Sino-foreign cooperative joint ventures, also called Sino-foreign contractual joint ventures, are enterprises jointly established by foreign companies, enterprises, other economic entities or individuals and Chinese companies, enterprises or other economic entities, according to their conditions for cooperation, within the territory of the PRC, in accordance with the principles of equality and mutual benefit, and subject to approval by the Chinese government.

CJV is based on a contractual relationship. A CJV may be either a limited liability joint venture with the status of a Chinese legal person obtained according to law, or an unlimited liability joint venture in a non-legal person form, similar to a partnership.

The rights and obligations of the parties participating in the venture, including the provision of investment and conditions for cooperation, the distribution of profits or products, the sharing of risks and losses, the form of operation and management and the ownership of the property at the time of the termination of the CJV, are all defined in the contracts signed by the parties.
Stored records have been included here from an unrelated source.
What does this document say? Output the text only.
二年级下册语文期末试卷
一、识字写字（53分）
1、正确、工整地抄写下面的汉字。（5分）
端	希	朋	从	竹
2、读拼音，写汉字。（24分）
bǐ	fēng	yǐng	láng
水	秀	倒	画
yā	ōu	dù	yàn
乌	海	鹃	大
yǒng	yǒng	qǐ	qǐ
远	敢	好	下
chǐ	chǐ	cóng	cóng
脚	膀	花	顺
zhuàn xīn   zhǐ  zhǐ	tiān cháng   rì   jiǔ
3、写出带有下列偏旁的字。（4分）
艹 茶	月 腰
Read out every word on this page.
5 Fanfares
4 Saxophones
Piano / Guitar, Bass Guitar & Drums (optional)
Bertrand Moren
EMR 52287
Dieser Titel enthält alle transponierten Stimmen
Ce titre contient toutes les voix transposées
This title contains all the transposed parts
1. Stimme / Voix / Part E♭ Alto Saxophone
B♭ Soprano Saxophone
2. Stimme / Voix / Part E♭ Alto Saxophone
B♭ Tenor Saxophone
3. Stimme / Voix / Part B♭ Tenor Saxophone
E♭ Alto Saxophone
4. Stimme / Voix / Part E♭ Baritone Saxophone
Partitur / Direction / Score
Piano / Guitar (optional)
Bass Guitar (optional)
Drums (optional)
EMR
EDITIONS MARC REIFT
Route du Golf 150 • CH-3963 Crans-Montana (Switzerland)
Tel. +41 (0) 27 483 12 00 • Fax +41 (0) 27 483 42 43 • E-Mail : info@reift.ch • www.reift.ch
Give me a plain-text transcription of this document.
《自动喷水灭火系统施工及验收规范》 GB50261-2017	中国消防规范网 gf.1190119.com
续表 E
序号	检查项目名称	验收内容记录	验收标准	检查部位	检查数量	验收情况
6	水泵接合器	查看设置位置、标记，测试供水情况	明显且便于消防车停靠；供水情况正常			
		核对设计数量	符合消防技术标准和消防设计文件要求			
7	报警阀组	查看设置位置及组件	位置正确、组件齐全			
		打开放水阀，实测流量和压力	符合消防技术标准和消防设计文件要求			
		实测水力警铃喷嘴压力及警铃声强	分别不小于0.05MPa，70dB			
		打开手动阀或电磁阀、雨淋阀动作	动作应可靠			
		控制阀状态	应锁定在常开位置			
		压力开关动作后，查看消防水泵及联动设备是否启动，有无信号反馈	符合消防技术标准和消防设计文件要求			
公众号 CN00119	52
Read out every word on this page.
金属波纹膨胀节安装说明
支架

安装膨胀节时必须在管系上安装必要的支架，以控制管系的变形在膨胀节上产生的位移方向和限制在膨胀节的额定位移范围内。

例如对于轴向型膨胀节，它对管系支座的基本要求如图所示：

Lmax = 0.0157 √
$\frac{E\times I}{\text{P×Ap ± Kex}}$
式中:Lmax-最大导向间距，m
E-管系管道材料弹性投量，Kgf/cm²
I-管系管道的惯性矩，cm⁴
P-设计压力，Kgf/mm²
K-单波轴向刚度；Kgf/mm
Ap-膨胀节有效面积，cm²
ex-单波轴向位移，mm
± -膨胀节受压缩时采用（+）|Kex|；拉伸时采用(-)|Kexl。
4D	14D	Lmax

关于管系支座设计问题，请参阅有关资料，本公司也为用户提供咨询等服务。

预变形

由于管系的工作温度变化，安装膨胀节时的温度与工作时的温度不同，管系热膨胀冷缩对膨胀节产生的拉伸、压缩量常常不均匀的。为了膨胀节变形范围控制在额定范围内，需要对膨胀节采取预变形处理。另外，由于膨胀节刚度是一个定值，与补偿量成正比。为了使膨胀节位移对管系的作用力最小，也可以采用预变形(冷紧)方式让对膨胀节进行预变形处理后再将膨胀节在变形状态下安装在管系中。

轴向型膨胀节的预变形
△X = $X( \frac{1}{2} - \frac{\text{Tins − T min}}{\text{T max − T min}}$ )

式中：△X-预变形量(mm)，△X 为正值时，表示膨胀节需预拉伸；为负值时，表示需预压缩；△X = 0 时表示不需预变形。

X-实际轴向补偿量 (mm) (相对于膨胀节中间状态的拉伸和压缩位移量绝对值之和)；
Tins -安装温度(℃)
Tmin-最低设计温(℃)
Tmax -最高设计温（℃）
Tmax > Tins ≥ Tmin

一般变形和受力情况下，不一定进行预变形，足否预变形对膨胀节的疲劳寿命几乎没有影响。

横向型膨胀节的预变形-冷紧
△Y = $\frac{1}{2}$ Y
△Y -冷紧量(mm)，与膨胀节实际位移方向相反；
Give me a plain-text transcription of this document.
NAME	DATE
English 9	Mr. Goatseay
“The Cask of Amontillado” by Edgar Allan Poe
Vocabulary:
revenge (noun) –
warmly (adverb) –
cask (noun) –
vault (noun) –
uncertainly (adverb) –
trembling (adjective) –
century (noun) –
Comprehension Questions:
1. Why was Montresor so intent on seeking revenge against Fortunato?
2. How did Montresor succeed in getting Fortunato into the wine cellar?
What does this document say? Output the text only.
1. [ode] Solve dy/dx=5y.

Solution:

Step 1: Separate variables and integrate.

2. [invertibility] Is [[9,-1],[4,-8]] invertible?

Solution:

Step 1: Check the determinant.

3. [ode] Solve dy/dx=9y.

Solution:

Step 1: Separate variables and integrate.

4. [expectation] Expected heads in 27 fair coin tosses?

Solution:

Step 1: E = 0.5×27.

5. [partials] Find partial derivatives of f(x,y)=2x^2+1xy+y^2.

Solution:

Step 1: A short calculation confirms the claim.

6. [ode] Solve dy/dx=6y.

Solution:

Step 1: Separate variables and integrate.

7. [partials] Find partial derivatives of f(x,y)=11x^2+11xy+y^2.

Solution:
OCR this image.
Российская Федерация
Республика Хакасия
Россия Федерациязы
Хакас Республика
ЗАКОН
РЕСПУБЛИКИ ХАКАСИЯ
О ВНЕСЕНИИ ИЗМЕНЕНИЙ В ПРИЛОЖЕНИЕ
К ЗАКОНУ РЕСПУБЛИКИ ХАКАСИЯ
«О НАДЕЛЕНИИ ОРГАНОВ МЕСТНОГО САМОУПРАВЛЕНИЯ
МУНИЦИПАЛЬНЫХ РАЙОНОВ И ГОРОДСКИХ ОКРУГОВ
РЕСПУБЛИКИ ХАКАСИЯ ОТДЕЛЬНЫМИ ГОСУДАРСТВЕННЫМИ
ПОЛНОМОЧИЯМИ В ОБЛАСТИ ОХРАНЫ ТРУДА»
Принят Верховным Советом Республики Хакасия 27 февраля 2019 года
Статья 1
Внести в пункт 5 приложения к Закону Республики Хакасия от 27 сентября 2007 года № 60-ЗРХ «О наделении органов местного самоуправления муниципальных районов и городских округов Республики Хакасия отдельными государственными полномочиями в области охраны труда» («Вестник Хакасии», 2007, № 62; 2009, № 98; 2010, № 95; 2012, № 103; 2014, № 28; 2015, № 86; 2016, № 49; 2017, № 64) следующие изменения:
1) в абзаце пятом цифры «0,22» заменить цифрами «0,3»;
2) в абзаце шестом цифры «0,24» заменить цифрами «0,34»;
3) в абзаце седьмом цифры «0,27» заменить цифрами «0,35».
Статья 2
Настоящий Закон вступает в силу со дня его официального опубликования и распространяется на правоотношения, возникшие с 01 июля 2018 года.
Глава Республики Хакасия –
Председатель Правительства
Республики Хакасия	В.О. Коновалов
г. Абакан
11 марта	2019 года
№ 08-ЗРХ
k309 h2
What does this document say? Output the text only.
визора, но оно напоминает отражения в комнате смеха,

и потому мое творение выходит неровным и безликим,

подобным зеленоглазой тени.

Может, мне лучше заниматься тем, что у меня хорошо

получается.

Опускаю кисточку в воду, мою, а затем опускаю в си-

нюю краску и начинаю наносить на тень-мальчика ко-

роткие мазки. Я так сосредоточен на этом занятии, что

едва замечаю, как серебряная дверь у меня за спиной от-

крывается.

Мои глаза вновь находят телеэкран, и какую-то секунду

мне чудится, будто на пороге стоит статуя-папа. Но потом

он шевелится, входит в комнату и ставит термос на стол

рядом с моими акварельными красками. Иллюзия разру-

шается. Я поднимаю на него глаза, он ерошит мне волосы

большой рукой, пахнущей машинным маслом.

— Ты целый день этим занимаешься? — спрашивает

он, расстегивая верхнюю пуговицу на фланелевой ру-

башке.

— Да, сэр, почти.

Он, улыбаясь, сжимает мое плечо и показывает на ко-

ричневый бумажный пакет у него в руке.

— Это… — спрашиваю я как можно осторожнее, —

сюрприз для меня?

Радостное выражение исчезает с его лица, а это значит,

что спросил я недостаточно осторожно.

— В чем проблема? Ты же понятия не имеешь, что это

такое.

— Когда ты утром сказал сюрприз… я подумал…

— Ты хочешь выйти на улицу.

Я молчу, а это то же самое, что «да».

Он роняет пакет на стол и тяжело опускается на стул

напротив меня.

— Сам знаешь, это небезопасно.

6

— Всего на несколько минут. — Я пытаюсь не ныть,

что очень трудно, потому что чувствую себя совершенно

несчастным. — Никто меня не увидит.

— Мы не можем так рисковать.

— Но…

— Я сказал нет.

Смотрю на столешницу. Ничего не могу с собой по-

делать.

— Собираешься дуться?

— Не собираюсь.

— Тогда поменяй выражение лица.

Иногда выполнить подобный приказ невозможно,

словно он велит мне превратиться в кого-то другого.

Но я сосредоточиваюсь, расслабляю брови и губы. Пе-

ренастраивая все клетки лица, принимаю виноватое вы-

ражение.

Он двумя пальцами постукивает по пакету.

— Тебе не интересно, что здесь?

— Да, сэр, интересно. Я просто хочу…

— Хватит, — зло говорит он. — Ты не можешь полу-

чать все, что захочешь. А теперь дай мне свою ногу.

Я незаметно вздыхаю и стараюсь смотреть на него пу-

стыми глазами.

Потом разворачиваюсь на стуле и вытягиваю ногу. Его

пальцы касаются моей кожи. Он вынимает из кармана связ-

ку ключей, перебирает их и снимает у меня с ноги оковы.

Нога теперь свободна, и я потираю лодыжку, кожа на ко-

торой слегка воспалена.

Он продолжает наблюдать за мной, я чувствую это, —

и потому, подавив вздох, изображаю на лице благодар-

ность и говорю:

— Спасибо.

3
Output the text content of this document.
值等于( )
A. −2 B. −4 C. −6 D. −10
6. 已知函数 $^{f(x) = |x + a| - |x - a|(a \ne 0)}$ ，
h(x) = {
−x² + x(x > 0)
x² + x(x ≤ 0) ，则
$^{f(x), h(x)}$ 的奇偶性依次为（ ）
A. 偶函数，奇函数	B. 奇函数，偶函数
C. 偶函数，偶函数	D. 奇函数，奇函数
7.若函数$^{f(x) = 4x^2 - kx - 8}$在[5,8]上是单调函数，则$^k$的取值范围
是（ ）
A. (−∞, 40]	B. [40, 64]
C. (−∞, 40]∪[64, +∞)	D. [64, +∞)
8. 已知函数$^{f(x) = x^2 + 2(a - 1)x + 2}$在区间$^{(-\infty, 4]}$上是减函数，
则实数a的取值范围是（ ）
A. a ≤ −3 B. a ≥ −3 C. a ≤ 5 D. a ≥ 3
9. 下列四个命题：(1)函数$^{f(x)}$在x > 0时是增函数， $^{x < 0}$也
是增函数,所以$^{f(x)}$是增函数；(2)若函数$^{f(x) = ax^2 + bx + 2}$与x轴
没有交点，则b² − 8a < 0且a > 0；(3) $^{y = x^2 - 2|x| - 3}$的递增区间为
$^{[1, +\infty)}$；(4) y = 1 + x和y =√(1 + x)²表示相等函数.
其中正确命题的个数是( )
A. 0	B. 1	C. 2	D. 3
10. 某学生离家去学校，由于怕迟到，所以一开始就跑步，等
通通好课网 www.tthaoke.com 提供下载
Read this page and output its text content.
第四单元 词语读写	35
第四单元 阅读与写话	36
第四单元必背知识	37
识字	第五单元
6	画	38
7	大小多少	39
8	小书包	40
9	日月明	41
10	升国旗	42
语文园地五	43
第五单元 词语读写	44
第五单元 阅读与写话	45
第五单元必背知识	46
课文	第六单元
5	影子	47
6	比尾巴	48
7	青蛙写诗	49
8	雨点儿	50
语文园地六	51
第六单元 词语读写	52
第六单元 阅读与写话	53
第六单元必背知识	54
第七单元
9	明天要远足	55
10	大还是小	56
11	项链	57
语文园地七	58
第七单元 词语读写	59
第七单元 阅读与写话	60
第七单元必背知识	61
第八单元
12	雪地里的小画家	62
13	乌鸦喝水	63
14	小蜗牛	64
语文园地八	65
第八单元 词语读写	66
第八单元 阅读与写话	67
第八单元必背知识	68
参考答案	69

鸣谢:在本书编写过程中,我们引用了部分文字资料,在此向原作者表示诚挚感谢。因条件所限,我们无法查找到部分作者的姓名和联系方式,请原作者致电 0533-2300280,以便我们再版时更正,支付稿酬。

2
Any transfer of rights must be agreed by the other party to the JV and approved by the examination and approval authority. Both parties should perform their respective obligations under the Contract.

Documents Required & Registration Procedures of CJV are similar to EJV

Exemplification

Documents for Approval of Establishment of Foreign-funded Enterprises

When applying for the establishment of a joint venture, the Chinese and foreign participants in the joint venture shall jointly submit the following documents to the examination and approval authority:

  1. Application for the establishment of a CJV;
  2. The feasibility study report jointly prepared by the participants;
  3. CJV agreement, contract and articles of association signed by the representatives authorized by the participants;
  4. List of candidates for chairman, vice-chairman and directors appointed by the participants;
  5. Specific regulatory requirements in other documents and other documents required licensing bodies (including: the notification of name pre-approval; duplicate proof of subject qualification or proof of identification as a natural person for investors. The Proofs above should be certified by a notary public, and authenticated by the Chinese embassy or consulate of the country of investors. The Proofs above of Hong Kong, Macao or Taiwan Investors should be certified by their native legal notary public; photocopies of documents of appointment and duplicate proof of identification (or passport) for legal representative; the Business License or the Registration Certificate (one copy on Chinese party), the bank credit certificates for both parties, pre-approval documents by planning or department or industry management department etc.).